Mike Archie

No. 32, 22, 28
- Position:: Running back

Personal information
- Born:: October 14, 1972 (age 52) Sharon, Pennsylvania, U.S.
- Height:: 5 ft 8 in (1.73 m)
- Weight:: 205 lb (93 kg)

Career information
- College:: Penn State
- NFL draft:: 1996: 7th round, 218th overall

Career history
- Houston Oilers/Tennessee Titans (1996–1999); New York/New Jersey Hitmen (2001);

Career NFL statistics
- Rushing yards:: 24
- Rushing touchdowns:: 1
- Receiving yards:: 25
- Punt return yards:: 57
- Kickoff return yards:: 961
- Stats at Pro Football Reference

= Mike Archie =

American football player (born 1972)

Michael Lamont Archie (born October 14, 1972) is an American former professional football player who was a running back in the National Football League (NFL) and XFL. He played college football for the Penn State Nittany Lions.

==College career==
As a tailback at Penn State University, Archie rushed for 1,830 yards and 14 touchdowns. His 77 receptions for eight touchdowns is a school record for running backs. He was a key contributor in the Nittany Lions' 1993 Citrus Bowl and 1994 Rose Bowl victory, the latter of which capped an undefeated season for the Nittany Lions.
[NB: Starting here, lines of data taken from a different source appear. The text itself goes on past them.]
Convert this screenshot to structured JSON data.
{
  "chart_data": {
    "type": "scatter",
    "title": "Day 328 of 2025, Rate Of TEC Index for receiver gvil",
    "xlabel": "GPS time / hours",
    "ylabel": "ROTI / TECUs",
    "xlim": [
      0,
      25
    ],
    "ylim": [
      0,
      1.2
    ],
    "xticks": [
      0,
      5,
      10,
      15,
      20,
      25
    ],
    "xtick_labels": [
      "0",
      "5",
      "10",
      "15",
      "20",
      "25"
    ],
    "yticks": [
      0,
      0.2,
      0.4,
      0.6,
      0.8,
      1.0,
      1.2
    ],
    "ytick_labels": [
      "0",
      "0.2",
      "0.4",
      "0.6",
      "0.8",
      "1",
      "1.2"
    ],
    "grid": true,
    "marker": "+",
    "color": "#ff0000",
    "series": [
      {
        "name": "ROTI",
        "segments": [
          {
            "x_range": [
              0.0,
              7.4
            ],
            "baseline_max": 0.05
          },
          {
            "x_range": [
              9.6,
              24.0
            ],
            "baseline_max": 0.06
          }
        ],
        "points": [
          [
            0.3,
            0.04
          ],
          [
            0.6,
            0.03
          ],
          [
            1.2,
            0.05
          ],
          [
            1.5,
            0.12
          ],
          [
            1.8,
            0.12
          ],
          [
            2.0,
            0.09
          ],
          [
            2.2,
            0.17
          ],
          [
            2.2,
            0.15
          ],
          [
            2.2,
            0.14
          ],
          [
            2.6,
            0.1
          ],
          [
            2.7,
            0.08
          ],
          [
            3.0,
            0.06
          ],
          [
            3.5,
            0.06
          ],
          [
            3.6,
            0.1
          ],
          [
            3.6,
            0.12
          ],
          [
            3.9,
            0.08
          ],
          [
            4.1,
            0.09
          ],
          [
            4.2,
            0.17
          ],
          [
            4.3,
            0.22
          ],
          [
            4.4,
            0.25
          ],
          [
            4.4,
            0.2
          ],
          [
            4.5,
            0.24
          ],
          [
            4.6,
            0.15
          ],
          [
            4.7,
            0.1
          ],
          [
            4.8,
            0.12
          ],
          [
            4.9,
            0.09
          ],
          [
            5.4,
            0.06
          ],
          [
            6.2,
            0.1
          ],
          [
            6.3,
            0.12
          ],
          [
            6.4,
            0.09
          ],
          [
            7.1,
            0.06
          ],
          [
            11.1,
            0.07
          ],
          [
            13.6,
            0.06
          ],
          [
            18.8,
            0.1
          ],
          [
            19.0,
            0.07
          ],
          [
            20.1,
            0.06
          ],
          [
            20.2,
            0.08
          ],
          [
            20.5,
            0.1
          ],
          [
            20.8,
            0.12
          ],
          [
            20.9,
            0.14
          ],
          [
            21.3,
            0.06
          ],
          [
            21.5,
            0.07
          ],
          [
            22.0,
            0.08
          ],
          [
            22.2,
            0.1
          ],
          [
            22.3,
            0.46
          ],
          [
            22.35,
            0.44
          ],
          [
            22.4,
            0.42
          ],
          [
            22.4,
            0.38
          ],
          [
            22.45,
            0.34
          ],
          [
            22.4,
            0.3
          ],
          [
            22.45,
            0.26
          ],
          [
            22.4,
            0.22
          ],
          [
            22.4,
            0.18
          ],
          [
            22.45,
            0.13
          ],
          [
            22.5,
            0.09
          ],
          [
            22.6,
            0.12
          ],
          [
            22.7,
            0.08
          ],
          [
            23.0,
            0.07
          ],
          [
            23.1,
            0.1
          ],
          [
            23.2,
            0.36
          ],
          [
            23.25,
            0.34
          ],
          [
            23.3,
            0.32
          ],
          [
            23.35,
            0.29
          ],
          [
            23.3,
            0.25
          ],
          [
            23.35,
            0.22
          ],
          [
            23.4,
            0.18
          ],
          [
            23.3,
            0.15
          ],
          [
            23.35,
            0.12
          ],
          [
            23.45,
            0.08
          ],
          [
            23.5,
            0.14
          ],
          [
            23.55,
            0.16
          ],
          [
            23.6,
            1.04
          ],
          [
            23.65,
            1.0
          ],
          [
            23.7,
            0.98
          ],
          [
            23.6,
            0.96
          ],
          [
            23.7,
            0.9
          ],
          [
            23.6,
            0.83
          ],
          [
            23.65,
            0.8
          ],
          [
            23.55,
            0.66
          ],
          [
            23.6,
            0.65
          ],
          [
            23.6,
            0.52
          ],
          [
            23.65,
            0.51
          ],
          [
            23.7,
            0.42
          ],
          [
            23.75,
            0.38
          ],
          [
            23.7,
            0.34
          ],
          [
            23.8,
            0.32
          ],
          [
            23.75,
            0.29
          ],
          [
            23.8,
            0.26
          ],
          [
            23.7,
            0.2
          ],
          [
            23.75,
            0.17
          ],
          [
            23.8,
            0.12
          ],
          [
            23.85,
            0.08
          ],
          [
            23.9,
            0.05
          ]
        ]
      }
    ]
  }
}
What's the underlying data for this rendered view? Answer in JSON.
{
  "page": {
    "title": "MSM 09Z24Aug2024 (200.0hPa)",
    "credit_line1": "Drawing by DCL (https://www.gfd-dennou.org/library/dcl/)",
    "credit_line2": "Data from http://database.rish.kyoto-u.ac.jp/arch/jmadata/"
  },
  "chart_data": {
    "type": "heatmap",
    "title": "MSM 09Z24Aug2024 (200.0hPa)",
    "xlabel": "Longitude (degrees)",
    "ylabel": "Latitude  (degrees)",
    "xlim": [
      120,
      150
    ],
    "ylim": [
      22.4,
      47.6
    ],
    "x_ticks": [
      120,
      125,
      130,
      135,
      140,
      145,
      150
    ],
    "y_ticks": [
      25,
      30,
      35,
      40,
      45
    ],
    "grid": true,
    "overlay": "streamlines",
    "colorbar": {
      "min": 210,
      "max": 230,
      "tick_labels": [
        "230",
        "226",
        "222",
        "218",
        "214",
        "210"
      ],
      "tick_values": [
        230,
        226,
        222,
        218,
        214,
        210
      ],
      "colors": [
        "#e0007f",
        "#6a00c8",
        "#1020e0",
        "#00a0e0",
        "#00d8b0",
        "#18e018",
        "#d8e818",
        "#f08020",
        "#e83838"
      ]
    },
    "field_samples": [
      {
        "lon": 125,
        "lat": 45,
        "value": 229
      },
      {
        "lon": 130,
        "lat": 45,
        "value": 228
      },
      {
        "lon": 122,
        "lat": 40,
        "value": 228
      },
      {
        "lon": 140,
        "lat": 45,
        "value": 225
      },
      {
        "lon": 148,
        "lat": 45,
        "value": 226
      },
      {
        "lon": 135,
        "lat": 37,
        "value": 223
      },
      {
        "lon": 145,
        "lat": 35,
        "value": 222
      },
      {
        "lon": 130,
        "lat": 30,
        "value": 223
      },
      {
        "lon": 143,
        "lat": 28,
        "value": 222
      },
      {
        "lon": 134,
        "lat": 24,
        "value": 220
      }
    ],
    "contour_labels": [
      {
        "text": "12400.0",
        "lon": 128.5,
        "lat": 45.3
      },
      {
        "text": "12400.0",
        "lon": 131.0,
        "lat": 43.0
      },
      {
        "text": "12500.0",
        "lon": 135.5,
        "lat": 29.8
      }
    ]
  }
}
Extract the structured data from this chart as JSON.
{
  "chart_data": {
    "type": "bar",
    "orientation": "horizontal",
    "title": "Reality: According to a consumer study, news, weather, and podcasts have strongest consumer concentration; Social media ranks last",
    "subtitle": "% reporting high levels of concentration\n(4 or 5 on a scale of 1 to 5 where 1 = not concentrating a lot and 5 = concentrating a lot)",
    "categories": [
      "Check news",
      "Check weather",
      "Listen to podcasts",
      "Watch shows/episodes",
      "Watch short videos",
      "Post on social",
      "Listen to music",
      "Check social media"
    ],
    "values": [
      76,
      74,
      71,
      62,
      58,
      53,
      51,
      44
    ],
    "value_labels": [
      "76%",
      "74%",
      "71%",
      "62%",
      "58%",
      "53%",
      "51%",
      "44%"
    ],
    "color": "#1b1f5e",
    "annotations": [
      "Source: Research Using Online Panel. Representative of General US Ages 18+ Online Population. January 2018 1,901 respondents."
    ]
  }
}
He earned his Bachelor of Science in Hotel Restaurant and Institutional Management from the university in 1996.

==Professional career==
Archie was the seventh round draft pick (#218 overall) of the Houston Oilers in 1996. He played for the Oilers/Tennessee Titans for three seasons, including 16 games in the 1998 season. He spent the 1999 season on injured reserve and negotiated an injury settlement and release from the Titans. He played with the New York/New Jersey Hitmen of the newly formed XFL for their only season in 2001.

==Personal life==
Archie lives in Brentwood, Tennessee with his wife, Crystal, and their seven children. He and Crystal are representatives for Rodan and Fields today and are active in the community

==Trivia==
- Nickname is "Spanky"'
- He is best remembered for his comment during Super Bowl XXXIV, "Just gimme the ball, Coach! Just gimme the ball!"
- Was named 1992 Pennsylvania Player of the Year by USA Today as senior at Sharon High School in Sharon, Pennsylvania.
- Inducted into the Mercer County Hall of Fame in 2020.